When a Clipper turns tail at the first site of a downed shield, how do you kill it in a Krait Phantom? I follow and shoot its FSD but cannot mass lock the ship, so its gone in a few seconds. Do I need some kind of super penetrator rail gun or something, if such a thing even exists, to knock out its FSD in one hit?
Even in the modern era, the Clipper is stupid-fast. That should almost always be its preferred choice if it doesn't want to fight.
I don't believe that just because we're players, we have the grant to have 100% kill guarantee. That's ridiculously prevalent in almost all games, so the few games I find that allow NPCs a bit more survivability I enjoy it. Some stuff should be able to escape us depending on the circumstances, and easily sometimes. In the specific case of the Clipper, that sounds like what most real pilots would do with it. Why stay and risk getting peeled open when you can just boogie? Maybe they had a date.
I play a lot of modded STALKER, and mere survival is a win in that game. Avoiding things is also part of the gameplay, because sometimes getting into or staying in a combat just too dangerous for that particular scenario (enemy has grenades, outnumbered, poor terrain/weather, low on ammo, wounded, laden with stuff - all kinds of risks that could all potentially apply). It's a sense of existing in that environment, as the NPCs try to survive too using many of the same methods. Monsters and human factions all have enemies and they can attack each other out in the world. Human NPC use medkits even on each other, try to flank and sneak and use cover; doods that have a whole gang with them will be more aggressive than a single wounded guy, who will hide out.
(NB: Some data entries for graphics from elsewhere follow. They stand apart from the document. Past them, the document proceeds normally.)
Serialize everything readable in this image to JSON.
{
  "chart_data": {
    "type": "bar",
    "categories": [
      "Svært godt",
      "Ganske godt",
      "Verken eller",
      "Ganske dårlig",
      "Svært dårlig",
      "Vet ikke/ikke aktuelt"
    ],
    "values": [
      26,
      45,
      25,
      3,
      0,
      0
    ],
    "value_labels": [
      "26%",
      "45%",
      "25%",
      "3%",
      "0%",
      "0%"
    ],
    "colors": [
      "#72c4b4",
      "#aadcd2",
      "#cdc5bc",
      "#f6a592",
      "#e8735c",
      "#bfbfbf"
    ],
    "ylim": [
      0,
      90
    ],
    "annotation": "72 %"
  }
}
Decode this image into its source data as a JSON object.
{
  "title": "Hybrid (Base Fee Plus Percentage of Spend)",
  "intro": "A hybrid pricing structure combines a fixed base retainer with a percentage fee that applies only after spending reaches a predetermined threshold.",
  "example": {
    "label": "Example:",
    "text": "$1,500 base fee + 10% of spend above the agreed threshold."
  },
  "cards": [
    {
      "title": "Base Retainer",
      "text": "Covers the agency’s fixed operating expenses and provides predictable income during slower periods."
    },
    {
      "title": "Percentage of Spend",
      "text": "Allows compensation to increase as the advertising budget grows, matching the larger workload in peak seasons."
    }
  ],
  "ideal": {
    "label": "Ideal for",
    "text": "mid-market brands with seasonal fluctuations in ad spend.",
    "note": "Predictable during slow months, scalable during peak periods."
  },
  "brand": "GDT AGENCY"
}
This bit of Elite is levels below that feeling, but for me letting NPCs Sir Robin if they can adds far more believability to Pretend Spaceman than doods lining up for me to kill them with a salad fork. Yes, it's a burn if someone peels out, but for me that's part of the whole thing. I don't feel I was owed a statnubby just because I was fighting an NPC; those that get away might need something else to be stopped than what you currently have. Depends on what's going on too, if I'm doing haulage and get sucked into a combat, the hostile leaving and me having intact cargo is still a win to me.